Absolutely. Thanks for the pointers.

Alexander.

Re: Selecting max(pk) is slow on empty set

От
Richard Huxton
Дата:
Alexander Staubo wrote:
> On 1/22/08, Richard Huxton <dev@archonet.com> wrote:
>> Although the row-estimate still seems quite high. You might want to
>> increase it even further (maximum is 1000). If this is a common query,
>> I'd look at an index on (user,id) rather than just (user) perhaps.
>
> Actually that index (with the same statistics setting as before)
> yields slightly worse performance:
>
> # explain analyze select max(id) from user_messages where user_id = 13604;
>  Total runtime: 0.128 ms
>
> Compare with the plain index on the one attribute:
>
> # explain analyze select max(id) from user_messages where user_id = 13604;
>  Total runtime: 0.085 ms

Ah, but:
1. Those times are so small, I'm not sure you can reliably separate
them. Certainly not from one run.
2. For a range of different user-ids I'd expect user_id_id index to
maintain a near-constant time regardless of the number of messages for
that user.
3. You might be able to reduce your statistics on the user column and
still keep the fast plan.

--
   Richard Huxton
   Archonet Ltd

Re: Selecting max(pk) is slow on empty set

От
"Alexander Staubo"
Дата:
On 1/22/08, Richard Huxton <dev@archonet.com> wrote:
> Alexander Staubo wrote:
> > On 1/22/08, Richard Huxton <dev@archonet.com> wrote:
> >> Although the row-estimate still seems quite high. You might want to
> >> increase it even further (maximum is 1000). If this is a common query,
> >> I'd look at an index on (user,id) rather than just (user) perhaps.
> >
> > Actually that index (with the same statistics setting as before)
> > yields slightly worse performance:
> >
> > # explain analyze select max(id) from user_messages where user_id = 13604;
> >  Total runtime: 0.128 ms
> >
> > Compare with the plain index on the one attribute:
> >
> > # explain analyze select max(id) from user_messages where user_id = 13604;
> >  Total runtime: 0.085 ms
>
> Ah, but:
> 1. Those times are so small, I'm not sure you can reliably separate
> them. Certainly not from one run.
> 2. For a range of different user-ids I'd expect user_id_id index to
> maintain a near-constant time regardless of the number of messages for
> that user.
> 3. You might be able to reduce your statistics on the user column and
> still keep the fast plan.

Actually, I wasn't looking at the time, but at the cost and estimated
number of rows, which are both lower for the original index, and the
complexity of the plan, which looks (at least to me) simpler than the
backwards scan.

But you're right. With the combined index I can set the granularity
back to 1000, and empty queries as well as non-empty queries perform
well. The row estimate is still way off, though.

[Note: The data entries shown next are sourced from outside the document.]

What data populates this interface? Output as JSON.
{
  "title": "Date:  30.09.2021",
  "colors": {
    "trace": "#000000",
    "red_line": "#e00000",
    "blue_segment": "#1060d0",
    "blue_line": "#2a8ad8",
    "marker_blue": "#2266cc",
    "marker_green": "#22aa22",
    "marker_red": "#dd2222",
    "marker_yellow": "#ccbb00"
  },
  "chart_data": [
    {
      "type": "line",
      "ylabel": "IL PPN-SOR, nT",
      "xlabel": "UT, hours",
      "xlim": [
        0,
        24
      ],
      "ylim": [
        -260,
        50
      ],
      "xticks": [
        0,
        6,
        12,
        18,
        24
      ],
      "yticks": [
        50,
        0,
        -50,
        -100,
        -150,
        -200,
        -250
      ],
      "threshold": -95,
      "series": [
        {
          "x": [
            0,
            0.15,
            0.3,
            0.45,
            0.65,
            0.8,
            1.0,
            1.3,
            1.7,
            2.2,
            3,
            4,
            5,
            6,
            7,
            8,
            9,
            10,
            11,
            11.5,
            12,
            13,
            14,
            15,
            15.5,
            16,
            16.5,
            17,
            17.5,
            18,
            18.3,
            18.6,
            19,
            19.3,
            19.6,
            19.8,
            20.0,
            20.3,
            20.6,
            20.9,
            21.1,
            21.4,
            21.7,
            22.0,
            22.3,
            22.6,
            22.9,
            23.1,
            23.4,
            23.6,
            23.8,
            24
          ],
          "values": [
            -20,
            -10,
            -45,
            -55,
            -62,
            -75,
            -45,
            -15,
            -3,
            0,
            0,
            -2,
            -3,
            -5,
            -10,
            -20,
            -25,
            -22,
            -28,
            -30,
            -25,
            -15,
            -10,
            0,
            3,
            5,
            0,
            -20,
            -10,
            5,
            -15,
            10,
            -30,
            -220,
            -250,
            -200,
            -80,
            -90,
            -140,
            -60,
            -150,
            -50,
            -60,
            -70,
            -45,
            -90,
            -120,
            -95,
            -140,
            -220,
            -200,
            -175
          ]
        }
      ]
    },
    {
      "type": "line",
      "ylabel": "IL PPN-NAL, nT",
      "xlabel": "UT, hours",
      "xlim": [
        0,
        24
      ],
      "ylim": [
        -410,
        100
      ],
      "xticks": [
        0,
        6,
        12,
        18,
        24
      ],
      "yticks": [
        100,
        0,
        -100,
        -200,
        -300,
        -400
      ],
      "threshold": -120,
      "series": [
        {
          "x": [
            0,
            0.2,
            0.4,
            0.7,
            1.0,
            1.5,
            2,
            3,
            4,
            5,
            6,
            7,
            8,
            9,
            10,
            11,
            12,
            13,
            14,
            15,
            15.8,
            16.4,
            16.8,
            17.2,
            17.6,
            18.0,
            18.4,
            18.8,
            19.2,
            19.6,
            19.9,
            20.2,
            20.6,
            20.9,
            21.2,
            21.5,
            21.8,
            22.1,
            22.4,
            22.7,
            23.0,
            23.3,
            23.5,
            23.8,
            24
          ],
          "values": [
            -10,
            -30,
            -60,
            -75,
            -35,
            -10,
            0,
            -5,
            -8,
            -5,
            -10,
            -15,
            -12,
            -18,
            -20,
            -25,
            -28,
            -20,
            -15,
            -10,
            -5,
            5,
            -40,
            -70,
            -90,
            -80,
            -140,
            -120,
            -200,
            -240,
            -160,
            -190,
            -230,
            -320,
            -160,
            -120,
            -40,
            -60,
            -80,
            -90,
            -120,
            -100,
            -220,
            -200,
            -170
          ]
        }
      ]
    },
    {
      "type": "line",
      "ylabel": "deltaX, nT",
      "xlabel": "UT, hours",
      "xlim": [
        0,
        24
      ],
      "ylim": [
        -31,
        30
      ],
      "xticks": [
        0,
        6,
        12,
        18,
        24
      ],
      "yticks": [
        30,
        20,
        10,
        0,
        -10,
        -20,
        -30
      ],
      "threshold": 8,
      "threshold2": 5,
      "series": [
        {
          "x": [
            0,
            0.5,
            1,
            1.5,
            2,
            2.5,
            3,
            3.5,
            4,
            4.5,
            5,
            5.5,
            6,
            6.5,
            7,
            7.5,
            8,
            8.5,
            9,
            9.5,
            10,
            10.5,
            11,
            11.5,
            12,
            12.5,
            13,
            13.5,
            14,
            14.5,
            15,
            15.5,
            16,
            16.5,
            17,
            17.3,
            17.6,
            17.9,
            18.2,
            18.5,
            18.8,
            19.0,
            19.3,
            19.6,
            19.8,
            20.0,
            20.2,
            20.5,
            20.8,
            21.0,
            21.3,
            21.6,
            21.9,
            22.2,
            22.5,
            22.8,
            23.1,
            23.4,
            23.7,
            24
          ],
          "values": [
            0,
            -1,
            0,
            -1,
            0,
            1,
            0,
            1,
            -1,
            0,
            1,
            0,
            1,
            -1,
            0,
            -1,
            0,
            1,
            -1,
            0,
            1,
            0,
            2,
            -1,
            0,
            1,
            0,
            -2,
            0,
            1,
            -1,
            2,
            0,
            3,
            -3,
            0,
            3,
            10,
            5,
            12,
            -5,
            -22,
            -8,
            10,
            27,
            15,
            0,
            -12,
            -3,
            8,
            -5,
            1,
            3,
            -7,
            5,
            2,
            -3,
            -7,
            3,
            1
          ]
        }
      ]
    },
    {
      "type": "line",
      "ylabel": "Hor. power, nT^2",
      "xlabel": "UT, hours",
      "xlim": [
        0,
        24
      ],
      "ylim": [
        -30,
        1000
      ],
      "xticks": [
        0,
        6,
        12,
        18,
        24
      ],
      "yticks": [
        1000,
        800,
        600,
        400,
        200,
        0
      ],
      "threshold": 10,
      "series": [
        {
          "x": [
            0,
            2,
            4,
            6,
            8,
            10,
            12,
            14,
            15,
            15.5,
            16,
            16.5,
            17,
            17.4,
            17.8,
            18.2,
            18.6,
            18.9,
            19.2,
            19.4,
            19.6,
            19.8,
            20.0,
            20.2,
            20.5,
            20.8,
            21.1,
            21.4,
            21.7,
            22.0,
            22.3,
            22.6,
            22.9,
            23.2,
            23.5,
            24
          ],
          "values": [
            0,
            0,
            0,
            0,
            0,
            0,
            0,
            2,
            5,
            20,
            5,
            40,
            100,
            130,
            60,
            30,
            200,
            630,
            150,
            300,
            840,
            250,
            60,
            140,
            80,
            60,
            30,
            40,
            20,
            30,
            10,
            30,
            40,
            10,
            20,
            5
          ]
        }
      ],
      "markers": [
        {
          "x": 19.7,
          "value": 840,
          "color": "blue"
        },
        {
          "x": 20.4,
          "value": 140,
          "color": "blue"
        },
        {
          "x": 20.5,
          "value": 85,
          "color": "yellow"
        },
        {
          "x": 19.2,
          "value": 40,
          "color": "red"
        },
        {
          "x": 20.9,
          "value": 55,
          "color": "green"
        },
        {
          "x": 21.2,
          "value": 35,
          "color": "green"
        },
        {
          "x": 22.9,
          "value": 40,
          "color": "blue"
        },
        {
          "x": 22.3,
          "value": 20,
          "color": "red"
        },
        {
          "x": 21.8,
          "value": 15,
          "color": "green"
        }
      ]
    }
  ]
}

What are the drawbacks of making the statistics buckets finer-grained?

Alexander.

Re: Selecting max(pk) is slow on empty set

От
"Pavel Stehule"
Дата:
>
> But you're right. With the combined index I can set the granularity
> back to 1000, and empty queries as well as non-empty queries perform
> well. The row estimate is still way off, though.¨

Bigger value --> slow analyze. Real maximum is about 200-300. So be carefully.

Regards

Pavel